CultureReviews

My Two Cents: “The High Note”

Graphic by Sarah Schmid

A rom-com movie “The High Note,” directed by Nisha Ganatra and written by Flora Greeson, debuted through different streaming platforms in May of 2020 due to theaters being closed. 

The movie follows super-star singer Grace Davis, played by Tracee Ellis Ross, and personal assistant Maggie Sherwoode, played by Dakota Johnson. The pair has to make decisions that could severely alter both of their career paths.

“The High Note” draws a parallel to all of the tropes following an aspiring assistant with loftier career goals and their difficult, famous and high-strung boss. However, the movie develops the characters in a way that makes viewers root for and cringe with Davis and Sherwoode, and the fact that two women are trying to keep and make a name for themselves in the entertainment industry.

Although this movie is a story told time and time again, there is something about the plot that makes you root for the characters, even if they are averse to taking any sort of chance on themselves and others.

We also meet David Cliff (Kelvin Harris Jr.) while Sherwoode is shopping, the two character’s witty banter is endearing as they both spit off facts about music and songs relating to California. We soon find out that Cliff is a talented singer, and Sherwoode makes it her mission to be his producer while trying to keep business professional with the sweet soul singer.

Throughout the movie, we see Sherwoode being pulled in two different directions with her love for “The Grace Davis,” which comes from a bond her dead mother and her shared, and a passion for producing music, which came from working for Davis. 

As you hope for Sherwoode to make a name for herself, it is hard to agree with some of her methods when it seems she doesn’t either. The relationship between Davis and Sherwoode becomes strained when Sherwoode knowingly oversteps a boundary by producing her own version of Davis’s next album. 

Sherwoode’s talent was recognized by Davis, but was soon pushed aside when the record label shot down a “Grace Davis Live Album Tour.”

A heated conversation in the women’s bathroom of Davis’s music label shows how difficult the entertainment industry can be for older Black women. Davis makes the statement, “In the history of music, only five women over 40 have ever had a #1 hit. And only one of them was black. Do you understand that? No.” 

According to an article by Vulture, “In reality, there were two black women over 40 with No. 1’s on the Billboard Hot 100 around the time the script for The High Note was written: Aretha Franklin and Tina Turner.” Although the facts might not have been perfectly accurate, it still draws attention to how music artists, especially women, are treated once they hit their so-called “age retirement.”

The message is clear and good, but it feels half-hearted because it was between two women in a bathroom — not a board room full of men trying to tell Davis what she can and can’t do. There is an underlying message about women in the entertainment industry but is consistently underdeveloped during the movie.

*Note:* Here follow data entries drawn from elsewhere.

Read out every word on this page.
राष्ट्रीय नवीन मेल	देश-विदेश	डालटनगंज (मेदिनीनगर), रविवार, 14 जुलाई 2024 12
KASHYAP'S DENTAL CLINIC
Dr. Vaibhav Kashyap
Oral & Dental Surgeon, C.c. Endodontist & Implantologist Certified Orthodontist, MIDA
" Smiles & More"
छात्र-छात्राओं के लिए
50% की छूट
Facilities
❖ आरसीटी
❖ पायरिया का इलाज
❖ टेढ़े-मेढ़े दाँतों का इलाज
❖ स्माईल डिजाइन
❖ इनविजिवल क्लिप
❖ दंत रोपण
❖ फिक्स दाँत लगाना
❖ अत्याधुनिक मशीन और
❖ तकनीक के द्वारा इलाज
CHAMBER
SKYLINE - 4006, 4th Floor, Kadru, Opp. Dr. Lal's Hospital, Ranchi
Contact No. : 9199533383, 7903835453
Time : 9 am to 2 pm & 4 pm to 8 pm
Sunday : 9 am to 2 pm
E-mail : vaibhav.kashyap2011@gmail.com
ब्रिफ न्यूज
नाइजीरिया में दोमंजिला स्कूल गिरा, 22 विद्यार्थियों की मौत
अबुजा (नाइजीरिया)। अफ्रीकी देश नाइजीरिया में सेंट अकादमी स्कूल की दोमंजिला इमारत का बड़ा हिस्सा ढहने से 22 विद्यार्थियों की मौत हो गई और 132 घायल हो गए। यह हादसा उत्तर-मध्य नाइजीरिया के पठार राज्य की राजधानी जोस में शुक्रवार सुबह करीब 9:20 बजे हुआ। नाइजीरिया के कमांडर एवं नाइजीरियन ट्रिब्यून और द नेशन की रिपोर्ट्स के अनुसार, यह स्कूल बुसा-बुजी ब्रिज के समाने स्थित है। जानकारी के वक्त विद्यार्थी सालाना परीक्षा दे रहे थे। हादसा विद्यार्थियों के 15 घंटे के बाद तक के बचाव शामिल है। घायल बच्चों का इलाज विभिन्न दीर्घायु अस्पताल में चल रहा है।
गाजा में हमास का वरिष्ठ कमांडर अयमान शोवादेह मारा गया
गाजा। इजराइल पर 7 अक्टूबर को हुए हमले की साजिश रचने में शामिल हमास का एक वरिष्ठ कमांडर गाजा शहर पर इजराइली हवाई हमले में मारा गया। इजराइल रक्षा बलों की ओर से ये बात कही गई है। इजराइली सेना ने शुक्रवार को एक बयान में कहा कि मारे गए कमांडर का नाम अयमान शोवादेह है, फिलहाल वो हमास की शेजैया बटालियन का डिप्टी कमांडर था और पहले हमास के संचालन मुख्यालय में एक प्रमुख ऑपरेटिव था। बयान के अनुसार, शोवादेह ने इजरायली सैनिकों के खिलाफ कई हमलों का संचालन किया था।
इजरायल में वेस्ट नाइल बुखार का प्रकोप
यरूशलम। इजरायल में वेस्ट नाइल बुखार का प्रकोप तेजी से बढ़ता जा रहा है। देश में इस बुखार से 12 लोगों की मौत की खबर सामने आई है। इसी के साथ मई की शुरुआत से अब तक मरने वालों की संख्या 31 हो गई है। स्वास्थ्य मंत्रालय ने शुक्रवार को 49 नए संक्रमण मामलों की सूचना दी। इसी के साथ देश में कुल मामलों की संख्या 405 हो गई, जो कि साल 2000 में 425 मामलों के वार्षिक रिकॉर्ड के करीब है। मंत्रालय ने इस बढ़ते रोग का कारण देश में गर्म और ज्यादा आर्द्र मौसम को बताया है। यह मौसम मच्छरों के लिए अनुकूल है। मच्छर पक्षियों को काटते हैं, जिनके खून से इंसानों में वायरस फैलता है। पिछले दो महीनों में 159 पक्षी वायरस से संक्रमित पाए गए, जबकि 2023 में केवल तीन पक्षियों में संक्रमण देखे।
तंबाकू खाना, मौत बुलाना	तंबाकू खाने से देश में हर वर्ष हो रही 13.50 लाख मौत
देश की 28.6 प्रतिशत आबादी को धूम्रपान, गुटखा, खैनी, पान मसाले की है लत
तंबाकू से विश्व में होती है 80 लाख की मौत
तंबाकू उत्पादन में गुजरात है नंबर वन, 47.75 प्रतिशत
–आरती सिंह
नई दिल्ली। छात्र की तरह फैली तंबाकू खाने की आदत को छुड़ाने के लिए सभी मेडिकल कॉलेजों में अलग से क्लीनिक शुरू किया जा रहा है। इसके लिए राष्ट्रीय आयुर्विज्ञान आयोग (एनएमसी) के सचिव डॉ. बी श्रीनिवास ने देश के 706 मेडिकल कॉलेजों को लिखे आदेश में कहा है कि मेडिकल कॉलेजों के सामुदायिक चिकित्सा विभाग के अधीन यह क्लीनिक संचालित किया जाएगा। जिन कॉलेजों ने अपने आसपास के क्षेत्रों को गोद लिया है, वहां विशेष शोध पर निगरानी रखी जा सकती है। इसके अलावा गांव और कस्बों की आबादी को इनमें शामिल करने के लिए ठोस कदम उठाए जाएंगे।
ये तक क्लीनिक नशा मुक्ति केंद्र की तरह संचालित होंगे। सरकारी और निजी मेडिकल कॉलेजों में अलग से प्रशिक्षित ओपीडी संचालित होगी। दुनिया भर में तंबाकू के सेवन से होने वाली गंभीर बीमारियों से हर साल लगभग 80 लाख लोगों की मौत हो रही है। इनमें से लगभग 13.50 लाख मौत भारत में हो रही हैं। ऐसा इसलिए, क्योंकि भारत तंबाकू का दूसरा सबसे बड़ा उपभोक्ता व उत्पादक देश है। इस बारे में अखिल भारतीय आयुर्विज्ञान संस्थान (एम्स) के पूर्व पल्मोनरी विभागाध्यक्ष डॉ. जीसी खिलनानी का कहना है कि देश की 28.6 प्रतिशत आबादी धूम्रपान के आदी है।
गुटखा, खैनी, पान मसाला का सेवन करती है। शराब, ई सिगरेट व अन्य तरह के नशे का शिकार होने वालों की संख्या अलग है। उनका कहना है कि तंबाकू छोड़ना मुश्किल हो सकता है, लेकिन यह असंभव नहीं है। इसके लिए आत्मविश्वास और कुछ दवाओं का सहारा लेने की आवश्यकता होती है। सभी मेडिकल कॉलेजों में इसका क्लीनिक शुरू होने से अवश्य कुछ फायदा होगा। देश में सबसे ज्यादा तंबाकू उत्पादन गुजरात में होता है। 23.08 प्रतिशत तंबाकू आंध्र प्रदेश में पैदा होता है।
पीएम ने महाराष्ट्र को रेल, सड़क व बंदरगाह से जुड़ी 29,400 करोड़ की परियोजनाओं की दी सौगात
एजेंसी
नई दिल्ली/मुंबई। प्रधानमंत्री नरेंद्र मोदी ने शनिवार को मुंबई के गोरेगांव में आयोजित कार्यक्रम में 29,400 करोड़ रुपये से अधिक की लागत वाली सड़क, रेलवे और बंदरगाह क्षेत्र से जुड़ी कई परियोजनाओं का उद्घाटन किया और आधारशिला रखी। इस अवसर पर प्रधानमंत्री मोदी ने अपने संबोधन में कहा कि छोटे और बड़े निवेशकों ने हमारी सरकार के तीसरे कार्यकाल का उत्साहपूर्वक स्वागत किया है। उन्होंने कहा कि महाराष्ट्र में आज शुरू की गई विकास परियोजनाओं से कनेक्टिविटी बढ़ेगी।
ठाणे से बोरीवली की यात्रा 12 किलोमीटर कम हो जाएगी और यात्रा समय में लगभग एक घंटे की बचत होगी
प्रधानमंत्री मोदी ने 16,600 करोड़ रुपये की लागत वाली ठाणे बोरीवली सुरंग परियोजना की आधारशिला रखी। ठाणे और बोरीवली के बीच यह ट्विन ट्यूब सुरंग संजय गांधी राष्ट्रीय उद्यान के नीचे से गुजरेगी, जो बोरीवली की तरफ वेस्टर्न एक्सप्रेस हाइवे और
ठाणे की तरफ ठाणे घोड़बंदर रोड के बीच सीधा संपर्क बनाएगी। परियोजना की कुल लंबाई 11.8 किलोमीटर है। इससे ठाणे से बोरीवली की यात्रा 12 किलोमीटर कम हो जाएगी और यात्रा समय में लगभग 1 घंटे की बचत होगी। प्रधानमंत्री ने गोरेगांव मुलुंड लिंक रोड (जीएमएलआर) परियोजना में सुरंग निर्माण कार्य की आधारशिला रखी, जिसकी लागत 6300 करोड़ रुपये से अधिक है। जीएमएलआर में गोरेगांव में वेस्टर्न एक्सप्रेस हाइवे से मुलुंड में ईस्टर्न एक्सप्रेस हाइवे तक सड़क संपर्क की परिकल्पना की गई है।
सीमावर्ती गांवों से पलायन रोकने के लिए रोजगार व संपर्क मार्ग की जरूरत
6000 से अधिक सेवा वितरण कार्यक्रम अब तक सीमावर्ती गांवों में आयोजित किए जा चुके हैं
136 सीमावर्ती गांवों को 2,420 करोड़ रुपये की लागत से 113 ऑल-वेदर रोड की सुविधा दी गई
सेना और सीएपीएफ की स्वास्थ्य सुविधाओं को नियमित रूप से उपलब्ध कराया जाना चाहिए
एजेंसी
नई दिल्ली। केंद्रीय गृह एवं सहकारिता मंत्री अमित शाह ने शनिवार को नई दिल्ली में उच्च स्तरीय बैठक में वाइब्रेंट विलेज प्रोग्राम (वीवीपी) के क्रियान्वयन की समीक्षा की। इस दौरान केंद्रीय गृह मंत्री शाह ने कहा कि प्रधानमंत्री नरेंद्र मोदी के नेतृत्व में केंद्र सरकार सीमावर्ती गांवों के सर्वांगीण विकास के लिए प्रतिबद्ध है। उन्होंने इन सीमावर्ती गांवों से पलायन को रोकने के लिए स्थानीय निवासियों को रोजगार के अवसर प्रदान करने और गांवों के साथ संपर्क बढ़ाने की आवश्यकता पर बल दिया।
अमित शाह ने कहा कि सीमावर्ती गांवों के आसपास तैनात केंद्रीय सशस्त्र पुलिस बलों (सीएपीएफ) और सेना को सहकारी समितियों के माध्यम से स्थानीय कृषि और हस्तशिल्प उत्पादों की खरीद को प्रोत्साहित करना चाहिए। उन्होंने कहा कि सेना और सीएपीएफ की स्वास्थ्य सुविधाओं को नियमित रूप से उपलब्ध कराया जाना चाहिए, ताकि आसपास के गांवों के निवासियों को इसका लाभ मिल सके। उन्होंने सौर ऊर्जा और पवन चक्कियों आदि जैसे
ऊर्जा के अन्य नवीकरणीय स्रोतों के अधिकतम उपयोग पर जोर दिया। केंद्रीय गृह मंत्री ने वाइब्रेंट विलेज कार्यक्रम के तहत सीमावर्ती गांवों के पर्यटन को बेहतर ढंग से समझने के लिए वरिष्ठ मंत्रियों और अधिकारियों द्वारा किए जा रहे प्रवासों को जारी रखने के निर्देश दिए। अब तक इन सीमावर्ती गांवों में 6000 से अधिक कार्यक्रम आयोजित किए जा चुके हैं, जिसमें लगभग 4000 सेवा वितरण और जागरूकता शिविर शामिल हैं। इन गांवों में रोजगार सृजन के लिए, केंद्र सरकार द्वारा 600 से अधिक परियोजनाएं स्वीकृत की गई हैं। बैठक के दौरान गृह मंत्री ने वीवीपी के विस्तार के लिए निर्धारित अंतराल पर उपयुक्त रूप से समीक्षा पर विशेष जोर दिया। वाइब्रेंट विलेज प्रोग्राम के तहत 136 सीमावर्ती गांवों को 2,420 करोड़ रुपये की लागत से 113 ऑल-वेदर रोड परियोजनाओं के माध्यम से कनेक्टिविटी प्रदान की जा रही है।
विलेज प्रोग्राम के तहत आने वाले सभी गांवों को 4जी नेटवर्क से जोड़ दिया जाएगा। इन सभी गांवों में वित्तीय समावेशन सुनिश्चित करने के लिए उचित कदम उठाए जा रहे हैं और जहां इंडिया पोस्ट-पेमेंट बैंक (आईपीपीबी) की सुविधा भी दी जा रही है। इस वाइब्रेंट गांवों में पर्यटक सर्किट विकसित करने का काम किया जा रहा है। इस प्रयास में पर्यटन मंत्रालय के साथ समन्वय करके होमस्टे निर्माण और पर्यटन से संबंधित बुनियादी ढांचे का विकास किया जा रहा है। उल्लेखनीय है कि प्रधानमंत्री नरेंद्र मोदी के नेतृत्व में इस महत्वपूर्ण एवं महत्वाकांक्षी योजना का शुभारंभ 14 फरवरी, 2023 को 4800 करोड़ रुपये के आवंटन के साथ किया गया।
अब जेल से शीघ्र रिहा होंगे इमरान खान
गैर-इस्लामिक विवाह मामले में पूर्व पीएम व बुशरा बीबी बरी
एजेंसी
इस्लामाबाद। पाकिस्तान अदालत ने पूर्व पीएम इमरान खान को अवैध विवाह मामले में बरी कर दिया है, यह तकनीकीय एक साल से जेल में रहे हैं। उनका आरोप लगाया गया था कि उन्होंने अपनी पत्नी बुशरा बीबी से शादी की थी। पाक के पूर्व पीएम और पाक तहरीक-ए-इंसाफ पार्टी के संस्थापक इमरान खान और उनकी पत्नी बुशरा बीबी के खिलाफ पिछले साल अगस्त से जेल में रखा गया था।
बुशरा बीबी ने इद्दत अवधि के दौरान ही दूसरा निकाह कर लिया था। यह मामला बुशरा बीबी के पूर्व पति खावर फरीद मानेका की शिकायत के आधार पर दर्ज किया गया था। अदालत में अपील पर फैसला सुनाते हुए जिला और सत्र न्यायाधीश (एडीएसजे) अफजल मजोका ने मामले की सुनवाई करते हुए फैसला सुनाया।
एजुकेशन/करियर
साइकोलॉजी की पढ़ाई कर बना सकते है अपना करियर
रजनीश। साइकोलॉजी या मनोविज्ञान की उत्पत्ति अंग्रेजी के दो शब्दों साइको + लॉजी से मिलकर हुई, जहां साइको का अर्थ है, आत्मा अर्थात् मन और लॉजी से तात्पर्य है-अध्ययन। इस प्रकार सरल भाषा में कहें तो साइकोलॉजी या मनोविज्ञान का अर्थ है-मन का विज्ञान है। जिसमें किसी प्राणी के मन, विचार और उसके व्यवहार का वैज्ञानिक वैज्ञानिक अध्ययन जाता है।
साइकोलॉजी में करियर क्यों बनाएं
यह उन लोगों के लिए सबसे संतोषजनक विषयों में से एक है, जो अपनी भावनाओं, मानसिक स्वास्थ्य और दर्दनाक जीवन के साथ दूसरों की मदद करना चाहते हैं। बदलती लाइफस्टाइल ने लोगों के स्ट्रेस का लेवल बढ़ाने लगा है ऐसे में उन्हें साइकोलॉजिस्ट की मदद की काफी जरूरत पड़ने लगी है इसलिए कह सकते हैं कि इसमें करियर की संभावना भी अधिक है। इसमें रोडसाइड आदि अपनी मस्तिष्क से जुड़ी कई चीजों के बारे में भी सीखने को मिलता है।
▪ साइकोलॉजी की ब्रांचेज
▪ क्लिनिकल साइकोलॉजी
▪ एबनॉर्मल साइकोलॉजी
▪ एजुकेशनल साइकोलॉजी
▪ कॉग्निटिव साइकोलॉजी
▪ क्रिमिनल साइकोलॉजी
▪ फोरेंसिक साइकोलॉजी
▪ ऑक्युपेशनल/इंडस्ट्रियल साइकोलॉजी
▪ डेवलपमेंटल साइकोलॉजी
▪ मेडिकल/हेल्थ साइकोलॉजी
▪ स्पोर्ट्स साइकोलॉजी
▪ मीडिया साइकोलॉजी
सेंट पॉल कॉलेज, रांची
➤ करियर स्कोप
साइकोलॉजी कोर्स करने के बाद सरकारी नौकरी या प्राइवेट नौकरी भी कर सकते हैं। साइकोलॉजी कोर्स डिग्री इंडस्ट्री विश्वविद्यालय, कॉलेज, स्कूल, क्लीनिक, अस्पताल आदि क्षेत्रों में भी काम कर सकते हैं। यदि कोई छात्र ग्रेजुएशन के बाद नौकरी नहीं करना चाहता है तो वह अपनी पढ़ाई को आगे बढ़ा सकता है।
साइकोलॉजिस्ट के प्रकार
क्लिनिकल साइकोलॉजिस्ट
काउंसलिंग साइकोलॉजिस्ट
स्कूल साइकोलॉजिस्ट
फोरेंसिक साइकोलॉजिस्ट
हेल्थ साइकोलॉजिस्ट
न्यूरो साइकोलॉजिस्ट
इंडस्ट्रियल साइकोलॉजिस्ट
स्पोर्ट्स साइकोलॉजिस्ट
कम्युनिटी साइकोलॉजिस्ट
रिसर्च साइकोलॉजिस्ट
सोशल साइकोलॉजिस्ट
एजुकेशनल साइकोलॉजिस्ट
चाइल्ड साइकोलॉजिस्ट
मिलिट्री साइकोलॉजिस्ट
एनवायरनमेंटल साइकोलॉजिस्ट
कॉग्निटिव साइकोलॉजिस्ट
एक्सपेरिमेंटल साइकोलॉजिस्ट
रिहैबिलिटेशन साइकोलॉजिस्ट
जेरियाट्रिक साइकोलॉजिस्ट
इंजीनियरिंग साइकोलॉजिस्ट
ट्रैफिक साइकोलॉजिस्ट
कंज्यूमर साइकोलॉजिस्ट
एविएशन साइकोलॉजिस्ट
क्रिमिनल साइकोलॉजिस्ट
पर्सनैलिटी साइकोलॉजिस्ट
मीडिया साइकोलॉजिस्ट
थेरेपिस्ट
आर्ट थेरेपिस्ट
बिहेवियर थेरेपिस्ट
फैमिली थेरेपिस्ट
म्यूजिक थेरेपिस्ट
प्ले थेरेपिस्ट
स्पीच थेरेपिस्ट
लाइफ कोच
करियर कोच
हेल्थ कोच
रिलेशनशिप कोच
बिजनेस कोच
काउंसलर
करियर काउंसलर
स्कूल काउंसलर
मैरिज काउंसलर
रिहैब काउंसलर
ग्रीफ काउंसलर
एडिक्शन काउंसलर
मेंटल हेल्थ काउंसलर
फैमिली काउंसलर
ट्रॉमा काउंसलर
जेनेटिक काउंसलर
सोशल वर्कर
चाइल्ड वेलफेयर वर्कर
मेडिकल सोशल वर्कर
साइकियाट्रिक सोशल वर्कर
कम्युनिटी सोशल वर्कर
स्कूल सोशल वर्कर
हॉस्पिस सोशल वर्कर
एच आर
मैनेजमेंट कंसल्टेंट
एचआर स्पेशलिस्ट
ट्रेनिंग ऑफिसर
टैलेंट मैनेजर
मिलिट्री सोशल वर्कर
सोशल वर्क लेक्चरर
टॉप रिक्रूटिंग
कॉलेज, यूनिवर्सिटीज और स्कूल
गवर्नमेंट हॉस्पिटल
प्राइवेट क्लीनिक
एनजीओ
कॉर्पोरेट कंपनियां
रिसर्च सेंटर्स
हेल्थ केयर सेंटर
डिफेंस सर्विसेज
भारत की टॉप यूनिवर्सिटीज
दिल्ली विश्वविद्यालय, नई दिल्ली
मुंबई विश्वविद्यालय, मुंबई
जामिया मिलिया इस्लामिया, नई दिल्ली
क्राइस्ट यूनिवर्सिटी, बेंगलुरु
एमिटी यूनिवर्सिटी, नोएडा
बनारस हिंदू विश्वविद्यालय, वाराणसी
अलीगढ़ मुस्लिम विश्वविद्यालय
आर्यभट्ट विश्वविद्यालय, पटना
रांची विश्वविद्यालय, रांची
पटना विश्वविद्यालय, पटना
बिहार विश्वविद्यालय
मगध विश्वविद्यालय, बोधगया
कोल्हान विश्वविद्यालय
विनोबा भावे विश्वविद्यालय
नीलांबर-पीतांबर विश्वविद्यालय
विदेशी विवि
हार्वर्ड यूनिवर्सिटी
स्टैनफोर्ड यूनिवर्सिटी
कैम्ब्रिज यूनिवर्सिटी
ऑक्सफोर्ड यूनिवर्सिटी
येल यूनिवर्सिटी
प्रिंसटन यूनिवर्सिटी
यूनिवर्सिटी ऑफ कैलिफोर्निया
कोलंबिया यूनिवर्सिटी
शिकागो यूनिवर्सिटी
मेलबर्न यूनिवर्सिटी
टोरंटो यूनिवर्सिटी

Both, Bill Pullman and Eddie Izzard had more worth in their “five minutes of fame” during the almost two hours of the movie where we were bestowed words of wisdom and genuine love for music and growth. 
“The High Note” is a good movie, which I will add to my ever-growing list of comfort movies, with an even better soundtrack (“Track 8” holds a special place in my heart) that dives into love and the challenges that come with life, work and the entertainment industry.